Walkthrough: \(\boldsymbol z_a\) is forced, not chosen — and it is the same object as the reconstruction

Scratch-pad companion to derivation_7dof.md §4 and dynamics_modifications_7dof.md §3.3, §5. The point of this note: tighten the story so that the inertia-weighted covector \(\boldsymbol z_a\) stops looking like a lucky choice and starts looking like the only answer — and so that M4 (the reconstruction section) and M5 (the covector) are revealed as two faces of one variational principle. Everything here is elementary linear algebra; no SVD, no pseudoinverse.

1 · The question

Section 4 of derivation_7dof.md introduces the self-motion covector as a choice:

“The normalization fixes one degree of freedom of \(\boldsymbol z_a \in \mathbb R^{13}\), leaving a twelve-parameter family of admissible covectors. Among them, take the inertia-weighted choice \(\boldsymbol z_a^T = \hat{\boldsymbol k}^T\boldsymbol M/(\hat{\boldsymbol k}^T\boldsymbol M\hat{\boldsymbol k})\).”

A referee reads “among them, take” and asks the obvious question: why that one? The honest answer is better than “it has nice properties.” The honest answer is that the two properties we actually need already determine \(\boldsymbol z_a\) uniquely. There is no family to choose from once the requirements are stated. Let us see that.

2 · The two requirements

We want a covector (a row vector, a linear functional on the generalized-velocity space) \(\boldsymbol z_a^T : \mathbb R^{13} \to \mathbb R\), reading \(v_n = \boldsymbol z_a^T\boldsymbol x\), that does exactly two jobs.

Requirement (i) — normalization. It reads unity on a unit of self-motion: \[ \boldsymbol z_a^T\hat{\boldsymbol k} = 1 . \] This just sets the scale of the coordinate \(v_n\), so that \(\boldsymbol x = \hat{\boldsymbol k}\) registers as \(v_n = 1\) rather than as some arbitrary number.

Requirement (ii) — dynamic consistency.
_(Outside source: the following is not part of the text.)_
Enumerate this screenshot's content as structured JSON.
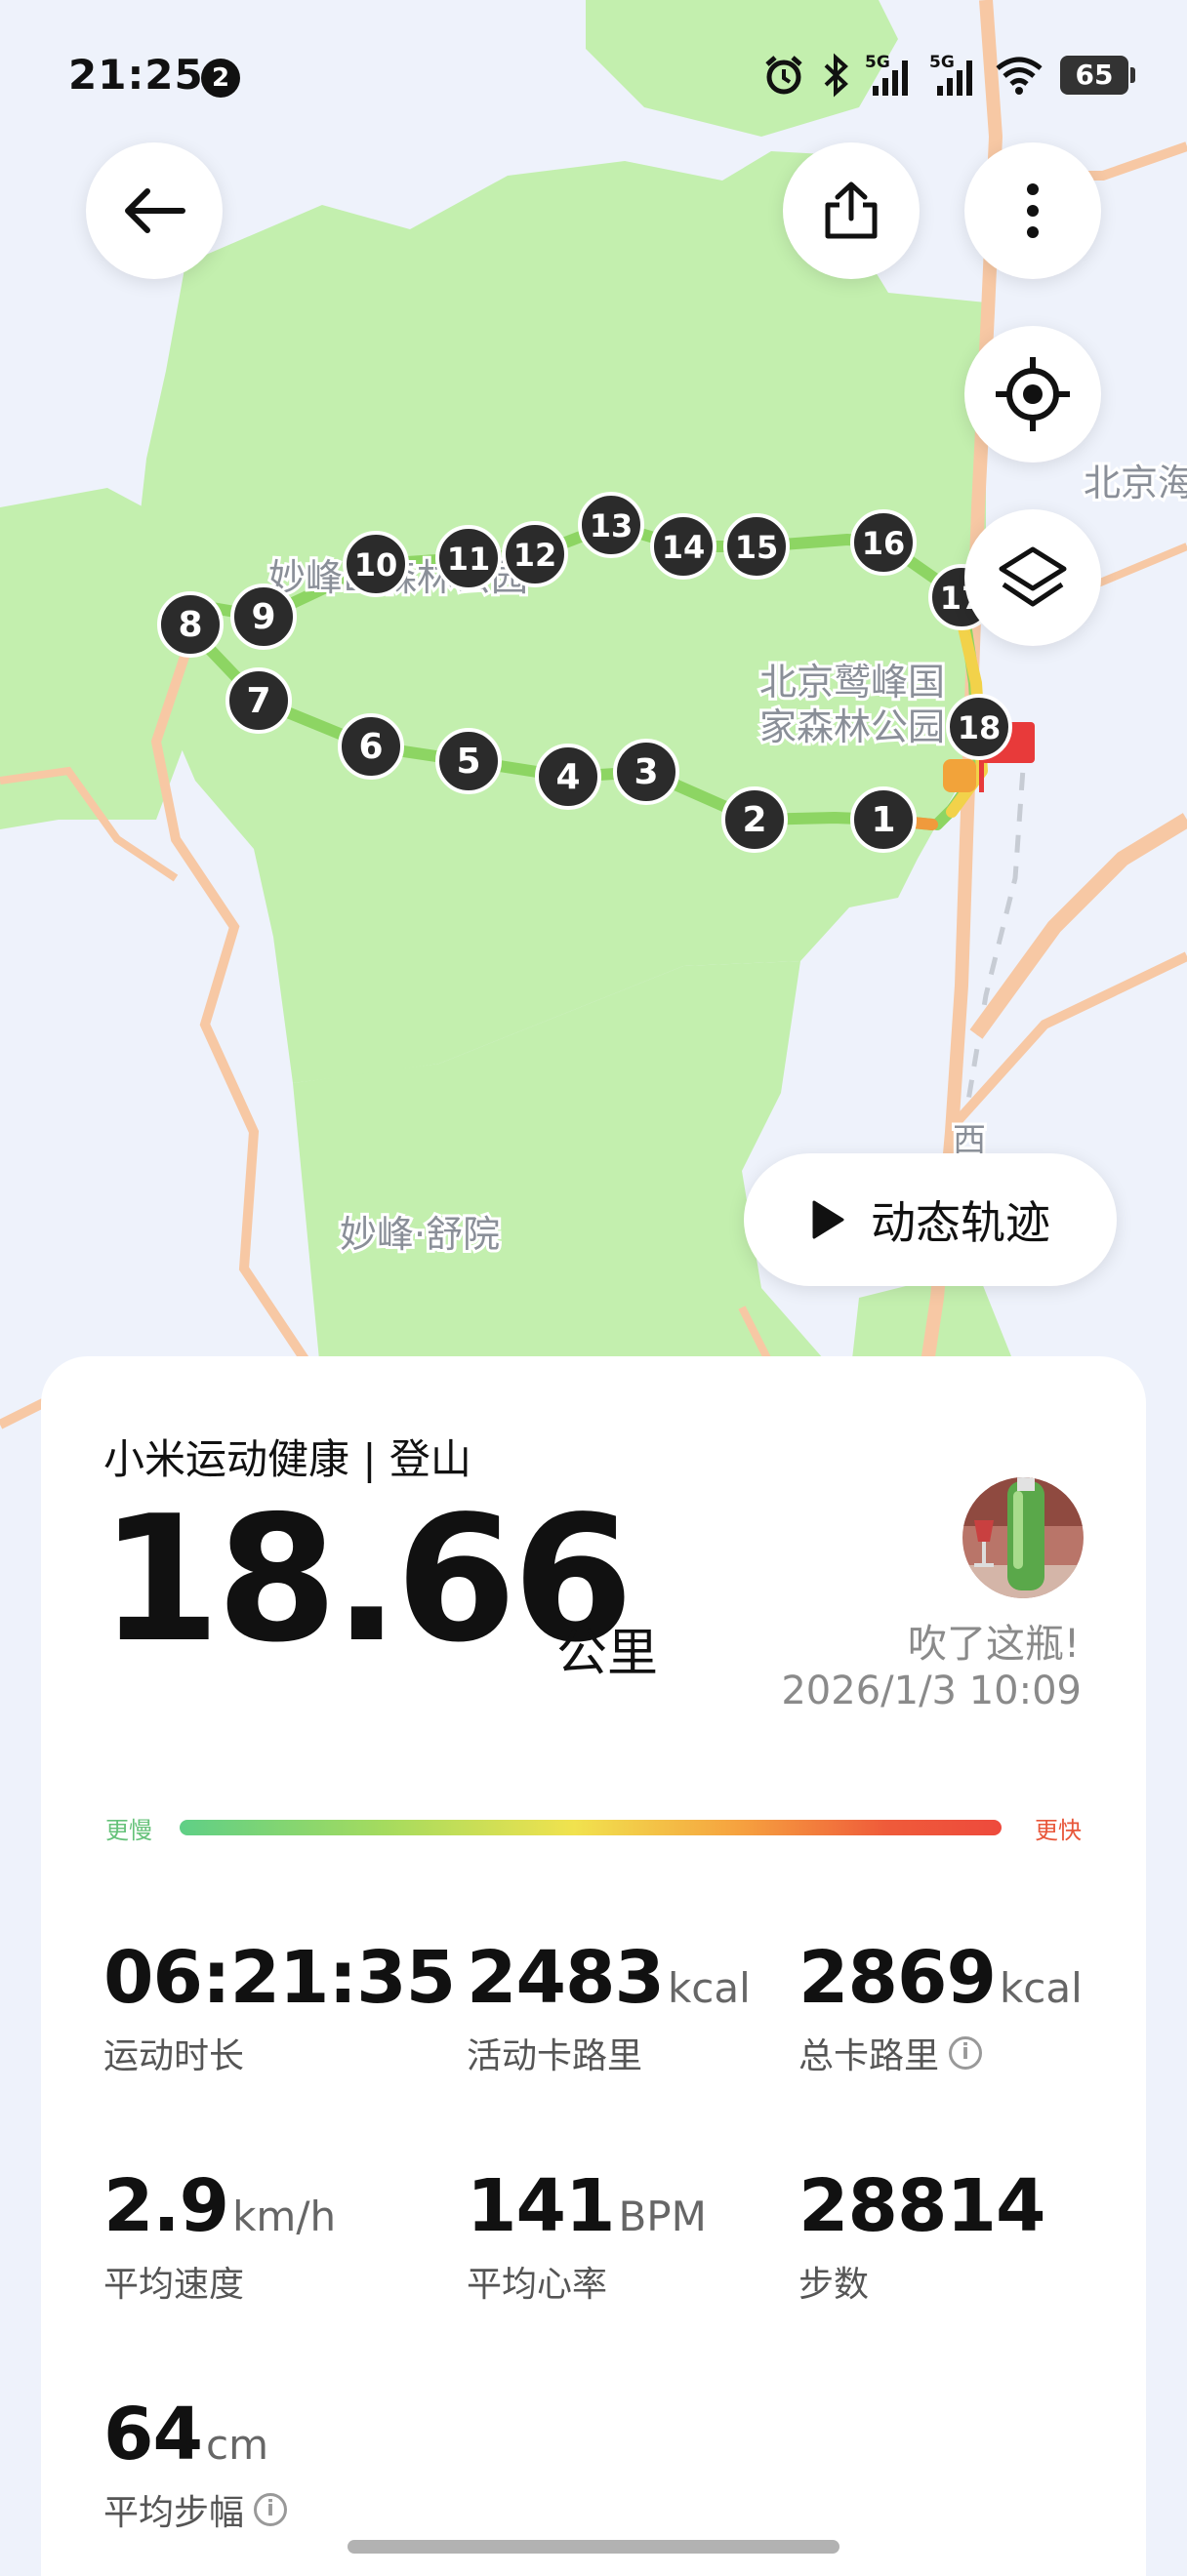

The set the controller reconstructs on, \(\{v_n = 0\} = \ker \boldsymbol z_a^T\), is the \(\boldsymbol M\)-orthogonal complement of the self-motion: \[ \ker \boldsymbol z_a^T \;=\; \{\,\boldsymbol x \in \mathbb R^{13} : \hat{\boldsymbol k}^T\boldsymbol M\boldsymbol x = 0\,\} . \] This is what “dynamically consistent” means in Khatib’s sense: the task motion carries no kinetic-energy cross-term with the self-motion (we read off the block-diagonal \(\hat{\boldsymbol M}\) from exactly this in derivation_7dof.md §4c). Equivalently, \(\{v_n=0\}\) is the horizontal subspace of the mechanical connection.

That is the whole specification. Two requirements. Now watch them collapse to a formula.

3 · The derivation (two lines)

Proposition. On \(\Omega\), the unique covector satisfying (i) and (ii) is \[ \boxed{\;\boldsymbol z_a \;=\; \frac{\boldsymbol M\hat{\boldsymbol k}}{\hat{\boldsymbol k}^T\boldsymbol M\hat{\boldsymbol k}}\;} \]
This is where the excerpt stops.